Hermetically Sealed or Factory Sealed Photo courtesy of Eaton Crouse Hinds

Hermetically Sealed or Factory Sealed

What’s the difference?

The 2014 edition of the National Electrical Code (NEC) [Sec. 500.7(J)] describes “hermetically sealed” as one of the protection techniques allowed in classified areas. In Sec. 500.2, the term “hermetically sealed” is defined as: “Equipment sealed against the entrance of external atmosphere where the seal is made by fusion, for example, soldering, brazing, welding, or the fusion of glass to metal.” This definition is important because it specifically states how the containment of the equipment, such as contacts, is achieved.

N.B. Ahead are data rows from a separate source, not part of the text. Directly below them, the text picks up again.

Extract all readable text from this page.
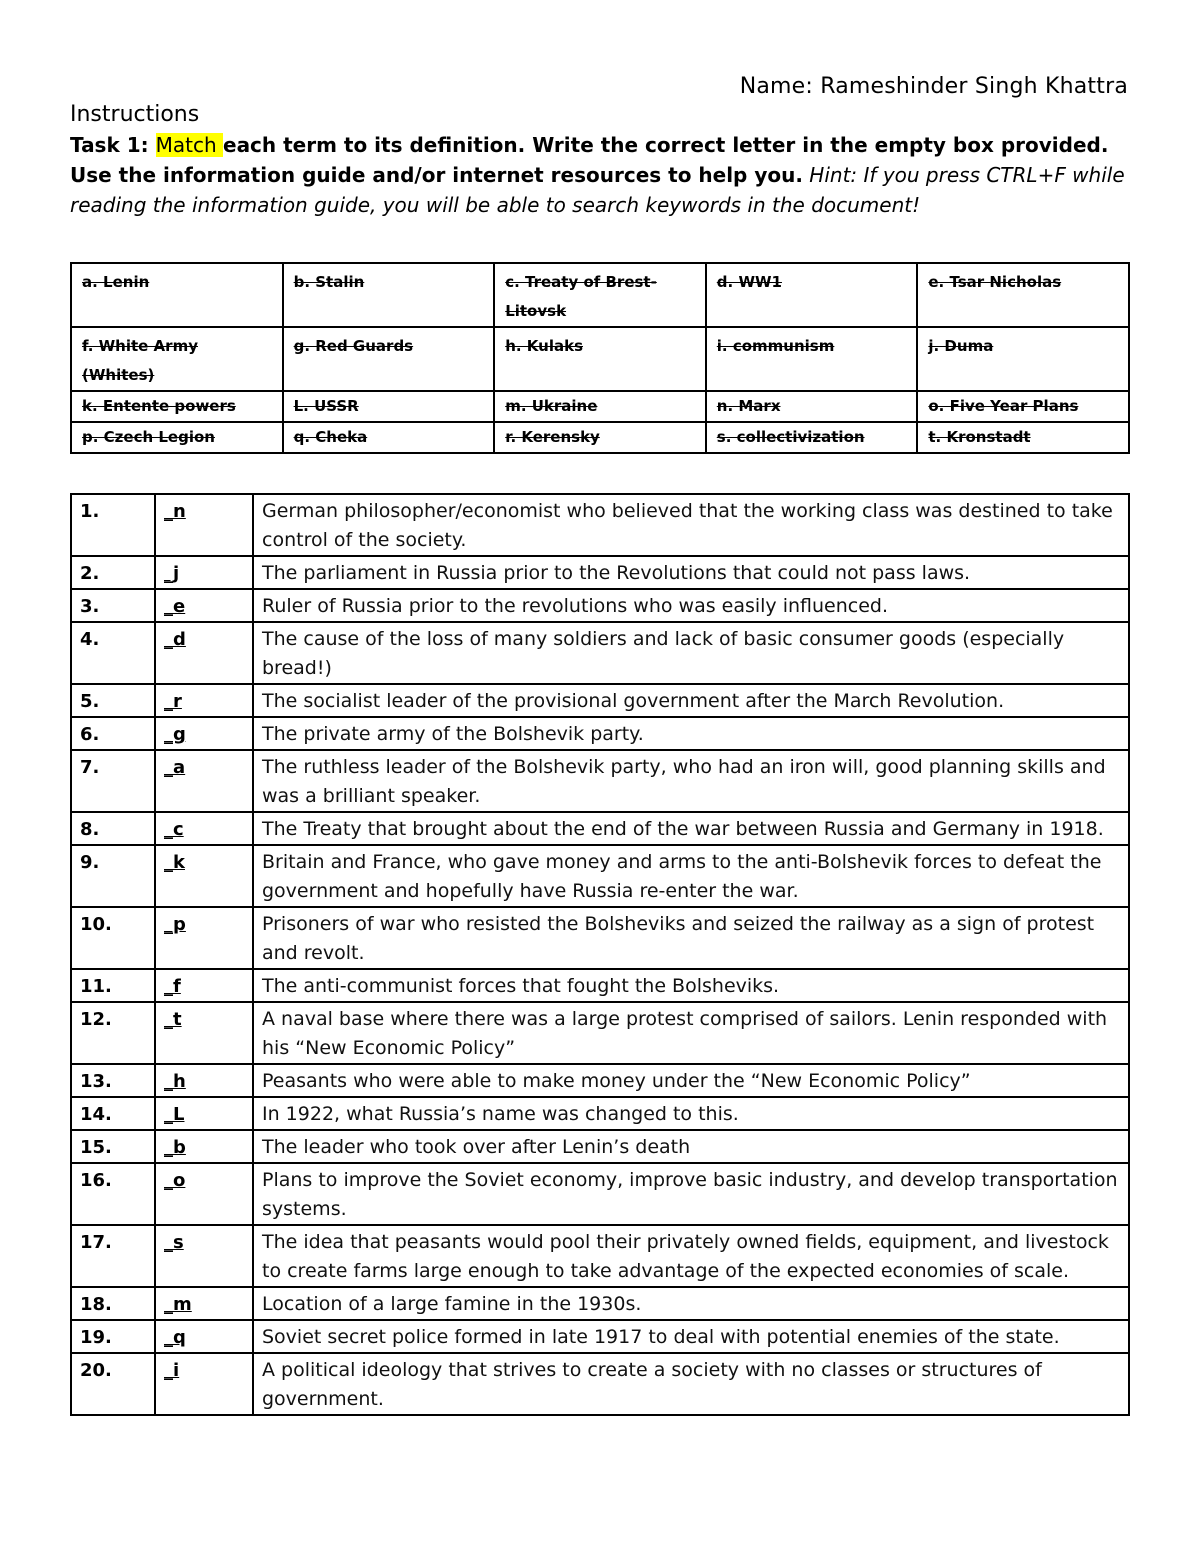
Name: Rameshinder Singh Khattra
Instructions
Task 1: Match each term to its definition. Write the correct letter in the empty box provided. Use the information guide and/or internet resources to help you. Hint: If you press CTRL+F while reading the information guide, you will be able to search keywords in the document!
a. Lenin	b. Stalin	c. Treaty of Brest-Litovsk	d. WW1	e. Tsar Nicholas
f. White Army (Whites)	g. Red Guards	h. Kulaks	i. communism	j. Duma
k. Entente powers	L. USSR	m. Ukraine	n. Marx	o. Five Year Plans
p. Czech Legion	q. Cheka	r. Kerensky	s. collectivization	t. Kronstadt
1.	_n	German philosopher/economist who believed that the working class was destined to take control of the society.
2.	_j	The parliament in Russia prior to the Revolutions that could not pass laws.
3.	_e	Ruler of Russia prior to the revolutions who was easily influenced.
4.	_d	The cause of the loss of many soldiers and lack of basic consumer goods (especially bread!)
5.	_r	The socialist leader of the provisional government after the March Revolution.
6.	_g	The private army of the Bolshevik party.
7.	_a	The ruthless leader of the Bolshevik party, who had an iron will, good planning skills and was a brilliant speaker.
8.	_c	The Treaty that brought about the end of the war between Russia and Germany in 1918.
9.	_k	Britain and France, who gave money and arms to the anti-Bolshevik forces to defeat the government and hopefully have Russia re-enter the war.
10.	_p	Prisoners of war who resisted the Bolsheviks and seized the railway as a sign of protest and revolt.
11.	_f	The anti-communist forces that fought the Bolsheviks.
12.	_t	A naval base where there was a large protest comprised of sailors. Lenin responded with his “New Economic Policy”
13.	_h	Peasants who were able to make money under the “New Economic Policy”
14.	_L	In 1922, what Russia’s name was changed to this.
15.	_b	The leader who took over after Lenin’s death
16.	_o	Plans to improve the Soviet economy, improve basic industry, and develop transportation systems.
17.	_s	The idea that peasants would pool their privately owned fields, equipment, and livestock to create farms large enough to take advantage of the expected economies of scale.
18.	_m	Location of a large famine in the 1930s.
19.	_q	Soviet secret police formed in late 1917 to deal with potential enemies of the state.
20.	_i	A political ideology that strives to create a society with no classes or structures of government.
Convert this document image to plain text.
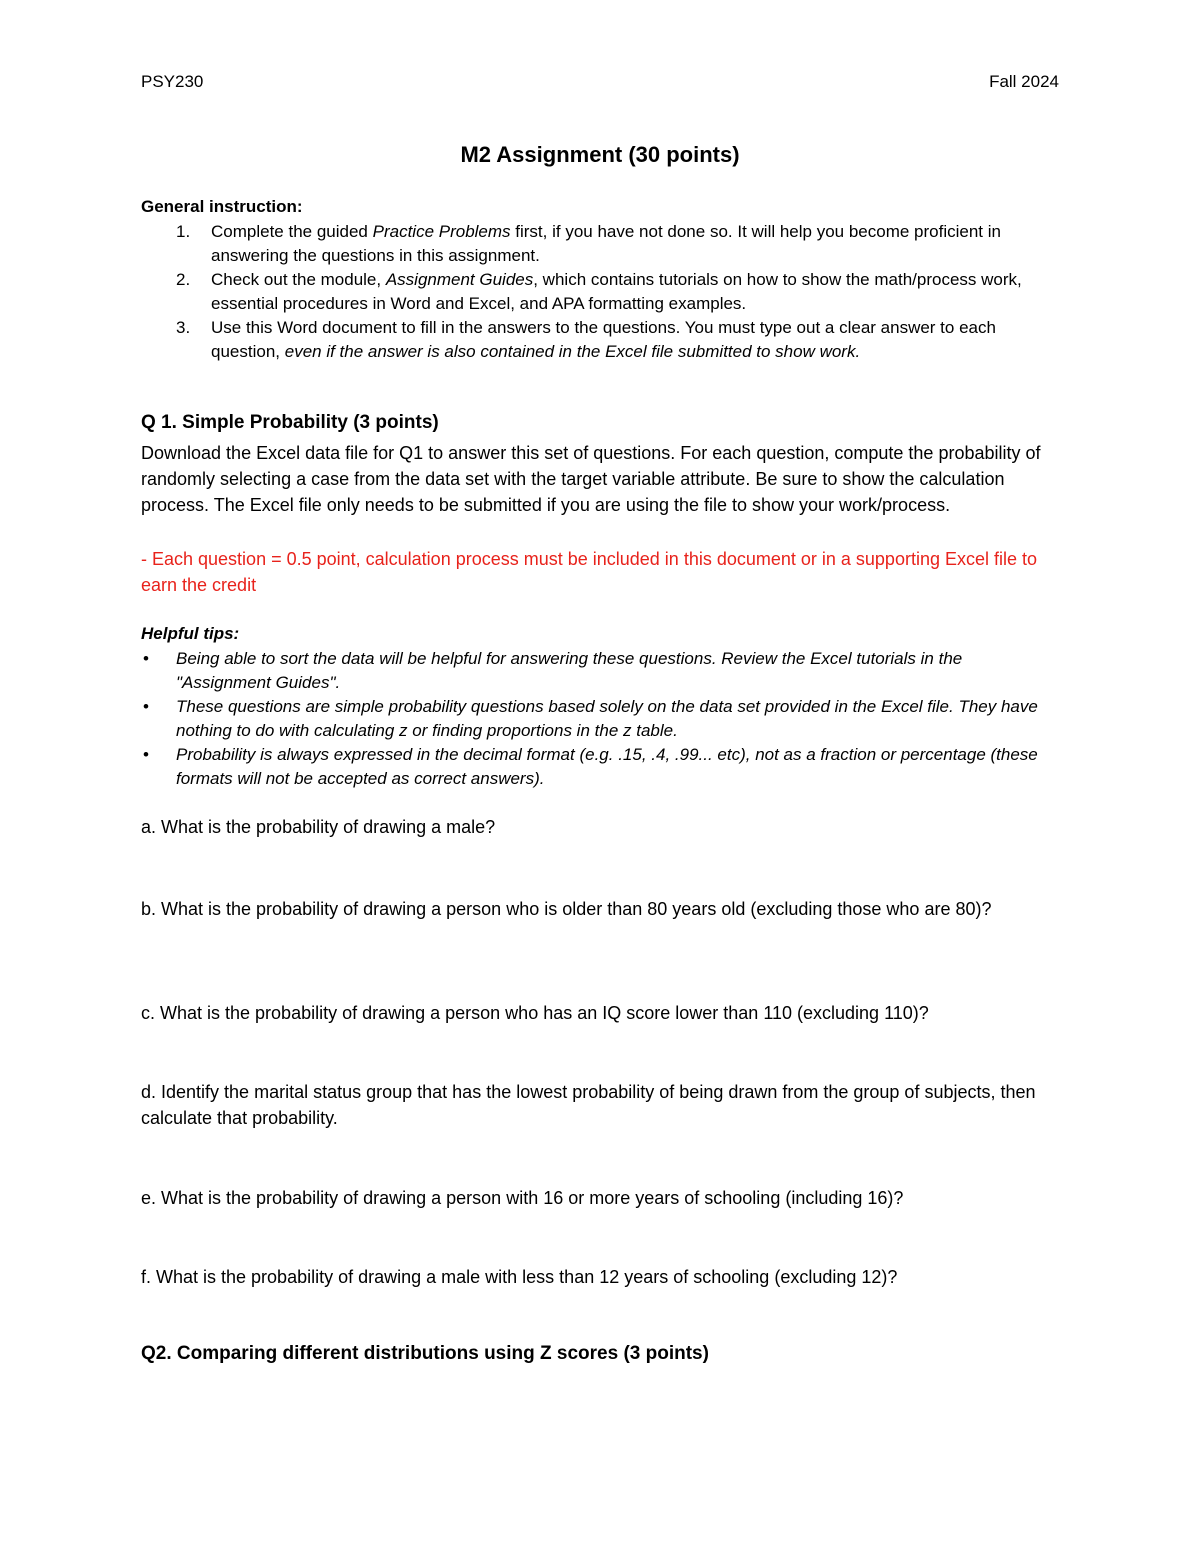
PSY230	Fall 2024
M2 Assignment (30 points)
General instruction:
1. Complete the guided Practice Problems first, if you have not done so. It will help you become proficient in answering the questions in this assignment.
2. Check out the module, Assignment Guides, which contains tutorials on how to show the math/process work, essential procedures in Word and Excel, and APA formatting examples.
3. Use this Word document to fill in the answers to the questions. You must type out a clear answer to each question, even if the answer is also contained in the Excel file submitted to show work.
Q 1. Simple Probability (3 points)

Download the Excel data file for Q1 to answer this set of questions. For each question, compute the probability of randomly selecting a case from the data set with the target variable attribute. Be sure to show the calculation process. The Excel file only needs to be submitted if you are using the file to show your work/process.

- Each question = 0.5 point, calculation process must be included in this document or in a supporting Excel file to earn the credit

Helpful tips:
• Being able to sort the data will be helpful for answering these questions. Review the Excel tutorials in the "Assignment Guides".
• These questions are simple probability questions based solely on the data set provided in the Excel file. They have nothing to do with calculating z or finding proportions in the z table.
• Probability is always expressed in the decimal format (e.g. .15, .4, .99... etc), not as a fraction or percentage (these formats will not be accepted as correct answers).

a. What is the probability of drawing a male?

b. What is the probability of drawing a person who is older than 80 years old (excluding those who are 80)?

c. What is the probability of drawing a person who has an IQ score lower than 110 (excluding 110)?

d. Identify the marital status group that has the lowest probability of being drawn from the group of subjects, then calculate that probability.

e. What is the probability of drawing a person with 16 or more years of schooling (including 16)?

f. What is the probability of drawing a male with less than 12 years of schooling (excluding 12)?

Q2. Comparing different distributions using Z scores (3 points)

A good example of a hermetically sealed piece of equipment is a hermetically sealed compressor-motor like the ones used in a typical, small air-conditioning unit for residential or commercial properties. In these cases, the motor is sealed completely within a welded container with the compressor.

Photo courtesy of Eaton Crouse Hinds

In several places throughout the NEC, we also see the term “factory sealed” used. For example, in Sec. 501.15(A)(1)(1) Exception, subpart c., it states: “Seals shall not be required for conduit entering an enclosure under any one of the following conditions:  … The switch, circuit breaker, fuse, relay, or resistor is enclosed within a factory-sealed explosionproof chamber located within the enclosure, identified for the location, and marked ‘factory sealed’ or equivalent.”

Factory- sealed equipment is not the same as hermetically sealed equipment. Though the concept is similar, factory-sealed contacts are not sealed from the environment by soldering, brazing, welding, etc. Factory sealed contacts are molded into an explosionproof chamber. This method is more economical than sealing the contacts by hermetic sealing, and it is just as effective. Factory sealed contact blocks are widely used in control stations located in Class I, Div. 2 locations, and, where used, an additional exterior conduit seal probably won’t be required.

Always follow the manufacturer’s instructions though. Some factory sealed contacts are rated for Groups C and D, but not for Group B. Others may be rated for Class I, Div. 2 locations, but not Class I, Div. 1 locations.